A league can’t grow a fanbase if its biggest assets aren’t happy. And the biggest stars of the W aren’t happy. In this season alone, seven-time All-Star Brittney Griner foreshadowed leaving the sport because she doesn’t feel protected by the league and Maya Moore, a three-time champion and MVP, took the season off. Even Cambage threatened to leave the W before being traded to Las Vegas.

The league is at a crossroads. Its collective bargaining agreement is set to expire on Oct. 31 after the WNBPA chose to opt-out. The biggest issue? Pay. The maximum WNBA salary is $117,500 for the 2019 season, a fraction of the money the same players make abroad in China or Russia. “We had to go to a communist country to get paid like capitalists,” Diana Taurasi, the WNBA’s all-time leading scorer, told ESPN this year. Taurasi’s Russian team, UMMC Ekaterinburg, paid her the same amount of money to sit out the entire 2015 season that the WNBA would’ve paid her to play.

Then there’s travel. The league’s current CBA states that all players must fly coach. For All-Star weekend, that meant 6’8 Griner was assigned a seat in the middle of a three-person row. She used her own money to upgrade to first class. Another downside of commercial air travel is that it sometimes hurts players and teams who can’t stay on schedule due to everyday travel woes. In 2018, the Aces were trapped in 25 hours worth of delays and flight cancellations so crippling that the franchise forfeited a game with playoff implications in Washington D.C. weeks before the postseason.

Las Vegas Aces v Phoenix Mercury Photo by Michael Gonzales/NBAE via Getty Images

Though ownership like MGM may have been willing to expend its services to fly its team privately, the WNBA seeks to outlaw such financial imbalance and keep parity within bigger and smaller markets. But the Aces have found loopholes their players appreciate.

When Kayla McBride played in San Antonio, she remembers flying in tightly packed Southwest flights with at least one, and sometimes multiple, layovers. That rarely happens now that the Aces fly Delta and almost exclusively take direct flights. They can’t fly first-class by CBA rule, but they can fly “comfort,” which provides three extra inches of legroom. The team also books exit rows and aisle seats for their tallest players.

”When you have [great ownership] it changes everything,” McBride says. “You don’t have to worry about the day-to-day things because they’re taken care of for you.
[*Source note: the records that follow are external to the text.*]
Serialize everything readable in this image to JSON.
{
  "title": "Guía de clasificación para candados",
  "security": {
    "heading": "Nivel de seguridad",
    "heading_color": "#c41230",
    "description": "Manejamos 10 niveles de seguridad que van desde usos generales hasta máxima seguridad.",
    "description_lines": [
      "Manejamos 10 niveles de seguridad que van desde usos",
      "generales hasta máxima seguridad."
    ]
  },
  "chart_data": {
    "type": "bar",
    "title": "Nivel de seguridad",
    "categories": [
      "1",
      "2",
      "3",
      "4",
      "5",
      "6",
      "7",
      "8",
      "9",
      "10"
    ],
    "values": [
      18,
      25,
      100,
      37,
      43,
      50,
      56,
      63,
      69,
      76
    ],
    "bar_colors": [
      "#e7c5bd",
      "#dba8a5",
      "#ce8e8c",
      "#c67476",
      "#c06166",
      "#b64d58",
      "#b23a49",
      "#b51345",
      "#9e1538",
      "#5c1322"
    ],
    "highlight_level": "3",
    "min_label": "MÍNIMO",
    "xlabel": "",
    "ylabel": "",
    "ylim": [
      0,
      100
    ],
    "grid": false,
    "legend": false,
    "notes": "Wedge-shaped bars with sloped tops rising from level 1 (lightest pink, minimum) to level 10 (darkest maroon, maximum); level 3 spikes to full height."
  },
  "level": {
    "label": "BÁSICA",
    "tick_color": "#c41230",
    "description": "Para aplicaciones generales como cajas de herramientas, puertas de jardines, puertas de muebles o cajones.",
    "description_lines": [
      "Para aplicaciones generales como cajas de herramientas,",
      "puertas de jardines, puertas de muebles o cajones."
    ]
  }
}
And that’s so huge, because our league is so short and compact, and we play so often. So when you have people looking out for you on that level, it makes everything easier to just come out and play the game.”


Bringing the All-Star Game to the Mojave Desert in July could have been a risky move. Yet, Las Vegas Boulevard’s throng of tourists seems unfazed by the sweltering 105-degree heat and grasshopper carcasses crunching beneath their feet after a freak invasion swarmed the Strip.

Billboards promoting the Aces and the league’s 22 All-Stars tower above the Bellagio and Mandalay Bay resorts. City transit buses have been transformed into mobile Aces ads featuring photos of the team’s top players. DJ Liz Cambage’s name sits in the lower-third of posters for the Snoop Dogg and Iggy Azalea concert. Their brand is everywhere, and with the Aces leading the WNBA in merchandise sales this year, it’s clear the team’s popularity is reaching far beyond Las Vegas.

This level of publicity for the sport doesn’t happen in every WNBA city. But this isn’t just any city. And the Aces aren’t just any team.

“It’s a place that’s gonna market itself,” Colson says. “People want to be in Vegas.”